When Steve Keast entered the world of retail 25 years ago, he never realised it would lead to him carrying the Olympic Torch.

Just outside Doncaster in Bentley, South Yorkshire, Daw to Doors seems like any other community store. Close to three schools, it does a roaring trade in soft drinks and confectionery, and owner Steve Keast is always up for some banter with his customers. Of late, though, the conversation has been of one topic, as Steve is an Olympic Torch Bearer, chosen by Convenience Store for a spot provided by Coca-Cola for his fantastic work in the community.

To be one of 8,000 people selected to participate in the Olympic Torch Relay is quite an achievement and it’s one Steve doesn’t take lightly. When he applied last year he thought he didn’t have a chance, and even when he was shortlisted before Christmas he never really believed that he would be selected. “It’s amazing, really - you see the number of people who applied and they chose me,” says Steve. “It’s quite humbling.”

Since it was announced that Steve would be participating in the run, he has been swamped by well-wishers. “Customers come in to tell me how proud they are,” he says. “A lot of them have been saying that they can’t believe that someone they know, rather than a celebrity, gets to carry the Olympic Torch.
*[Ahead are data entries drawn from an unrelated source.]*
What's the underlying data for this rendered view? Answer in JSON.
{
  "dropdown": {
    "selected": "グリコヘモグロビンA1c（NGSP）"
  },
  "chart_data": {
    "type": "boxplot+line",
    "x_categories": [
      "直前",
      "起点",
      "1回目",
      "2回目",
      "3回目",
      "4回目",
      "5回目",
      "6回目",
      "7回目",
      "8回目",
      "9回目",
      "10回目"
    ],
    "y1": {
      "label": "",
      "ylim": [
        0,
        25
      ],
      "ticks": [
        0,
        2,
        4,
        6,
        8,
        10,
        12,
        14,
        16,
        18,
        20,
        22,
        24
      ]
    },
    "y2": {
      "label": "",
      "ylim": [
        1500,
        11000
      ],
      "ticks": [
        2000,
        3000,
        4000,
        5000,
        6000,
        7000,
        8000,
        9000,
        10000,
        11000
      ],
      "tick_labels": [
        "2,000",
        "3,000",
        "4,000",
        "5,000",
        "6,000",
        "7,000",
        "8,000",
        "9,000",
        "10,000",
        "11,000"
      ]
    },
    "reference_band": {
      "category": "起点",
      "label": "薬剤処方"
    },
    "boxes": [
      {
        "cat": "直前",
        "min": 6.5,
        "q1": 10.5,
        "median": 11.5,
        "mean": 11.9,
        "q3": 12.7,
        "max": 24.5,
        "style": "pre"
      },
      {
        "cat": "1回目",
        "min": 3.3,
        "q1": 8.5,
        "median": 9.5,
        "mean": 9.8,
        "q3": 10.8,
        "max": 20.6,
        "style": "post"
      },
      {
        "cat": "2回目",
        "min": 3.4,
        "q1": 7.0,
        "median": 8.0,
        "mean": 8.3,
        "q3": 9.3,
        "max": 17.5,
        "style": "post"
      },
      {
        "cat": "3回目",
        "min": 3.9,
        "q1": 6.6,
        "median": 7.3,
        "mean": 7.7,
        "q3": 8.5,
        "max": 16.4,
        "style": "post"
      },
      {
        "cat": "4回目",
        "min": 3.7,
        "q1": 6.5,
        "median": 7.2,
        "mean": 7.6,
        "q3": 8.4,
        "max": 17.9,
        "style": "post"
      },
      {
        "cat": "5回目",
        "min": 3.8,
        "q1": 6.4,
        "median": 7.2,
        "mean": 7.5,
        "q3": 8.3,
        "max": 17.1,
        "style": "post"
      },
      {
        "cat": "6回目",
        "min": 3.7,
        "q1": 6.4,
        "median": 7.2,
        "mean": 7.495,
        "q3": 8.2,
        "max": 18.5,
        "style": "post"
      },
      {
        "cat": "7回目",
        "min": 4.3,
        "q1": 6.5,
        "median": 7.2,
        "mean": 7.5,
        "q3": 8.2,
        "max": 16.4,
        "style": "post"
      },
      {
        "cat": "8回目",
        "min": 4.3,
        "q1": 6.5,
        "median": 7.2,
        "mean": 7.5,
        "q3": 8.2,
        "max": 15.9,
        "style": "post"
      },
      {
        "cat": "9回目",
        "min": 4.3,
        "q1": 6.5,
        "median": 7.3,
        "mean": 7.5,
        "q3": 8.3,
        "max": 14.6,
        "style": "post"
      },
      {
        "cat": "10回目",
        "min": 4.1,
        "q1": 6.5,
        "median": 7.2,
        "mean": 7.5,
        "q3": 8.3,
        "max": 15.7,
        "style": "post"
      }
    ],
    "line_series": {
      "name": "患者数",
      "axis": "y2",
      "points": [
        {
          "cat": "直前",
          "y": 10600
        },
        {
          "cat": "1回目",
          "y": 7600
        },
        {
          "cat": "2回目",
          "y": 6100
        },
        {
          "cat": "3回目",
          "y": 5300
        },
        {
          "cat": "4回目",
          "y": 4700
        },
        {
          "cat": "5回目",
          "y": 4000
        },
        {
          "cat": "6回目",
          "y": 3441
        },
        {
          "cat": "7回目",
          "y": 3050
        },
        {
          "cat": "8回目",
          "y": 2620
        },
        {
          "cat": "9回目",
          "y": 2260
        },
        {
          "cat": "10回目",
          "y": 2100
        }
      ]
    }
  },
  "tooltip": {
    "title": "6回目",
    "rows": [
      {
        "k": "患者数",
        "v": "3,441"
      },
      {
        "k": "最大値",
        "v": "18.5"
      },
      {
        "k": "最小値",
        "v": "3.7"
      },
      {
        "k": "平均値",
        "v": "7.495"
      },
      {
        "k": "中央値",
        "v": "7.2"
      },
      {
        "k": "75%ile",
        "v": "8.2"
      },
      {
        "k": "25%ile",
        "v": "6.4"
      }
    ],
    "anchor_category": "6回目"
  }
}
It makes them proud of their area and the people who live there. It makes them part of the event and it’s a credit to the organisers that they were able to involve the whole country this way.”

The competition to be a Torch Bearer was hotly contested, with hundreds of thousands of applicants. So what made Steve so special? It’s all down to his commitment to helping young people in his area.

Steve has been running the store since 1987 when, after a decade in the army, he thought that retail would be a good move for him and his wife, Nina. A quarter of a century later and Steve is fully involved in the community.

“It was tough at first,” he says. “Even after an army background, it was still hard work when we first opened, but we persevered and now everyone knows us and comes to us.”

When the couple started taking on more staff, Steve found he had a bit more time on his hands and wanted to give something back. “About 10 years ago, I started talking to the local kids and they expressed an interest in running,” he explains. “I had organised a lot of competitions in the army and was keeping that going, so I started training them in a local park.”

At first Steve found himself facing some tough challenges. “Unfortunately, some of the parents didn’t do much to encourage their children, so it made it quite difficult for them and me,” he says.

Slowly but surely Steve started to win them over and more kids became involved. “They would come to me for advice on technique and what trainers to wear,” he says. “Soon adults started asking the same advice and wanting me to coach them. It was fantastic, really satisfying to help them and to see them have a bit more purpose in life by working towards something.”

Steve’s next plan is to organise a running holiday abroad for some of the kids. “Hopefully, it’ll inspire them to take up more sports and change their lifestyles,” he says.

He’s also become something of a celebrity in the area since the Torch Run, with constant requests to present medals and give talks at local schools. “There’s been a lot to do, but I don’t want to let anybody down,” says Steve. “There’s a fair on next week and they’ve asked me to give a speech, so instead I suggested that they organise some races and I’ll sponsor the event and pay for some medals.

“It has been very busy lately later this week I’m visiting two schools in one afternoon to give speeches,” he says. “It’s been a lot to fit in, but it’s great fun.”

Although Steve is involved in many community activities, he insists it’s not for financial gain. “The business is doing well anyway,” he says. “I just wanted to give something back to the area that has been so good to me and my family. While it hasn’t noticeably increased turnover, community engagement helps cement what you’re doing and the service you’re offering.

“It also helps build some respect in the community,” adds Steve. “There’s often gangs passing through, causing trouble, but they never give us any problems. Most probably came in here as kids so they know us well. That’s what community retailing is all about the personal touch that you’ll never get at a supermarket.”

What advice does Steve have for any retailer who wants to get more involved in their community? “First off, get to know your customers and what type of people they are,” he says. “Just because running and sports works here doesn’t mean it’ll work everywhere. If there are events in your area, attend them and find out what people are looking for.

“Do your research, find out how you can get involved and be prepared to put in some time outside of the store,” he says. “It can be tough finding the extra time, but it’s very rewarding.”

Steve’s proud moment

Convenience Store caught up with Steve as he completed his Olympic Torch Relay in Doncaster. Although his 450-metre section was no trouble for a seasoned runner like Steve, he says it’s an experience that he’ll never forget.

“In the build-up to the run, I had lots of mixed emotions,” says Steve. “I was anxious, nervous, excited, everything! But once I got going, the adrenaline was pumping. I’m so proud to have been given the opportunity to do this. It’s a once-in-a-lifetime experience.”

Coca-Cola Enterprises sales & customer development director Darren Goldney congratulated Steve and the other torch bearers. “They are all outstanding people who spread happiness in their local communities to make Britain burn brighter,” he says.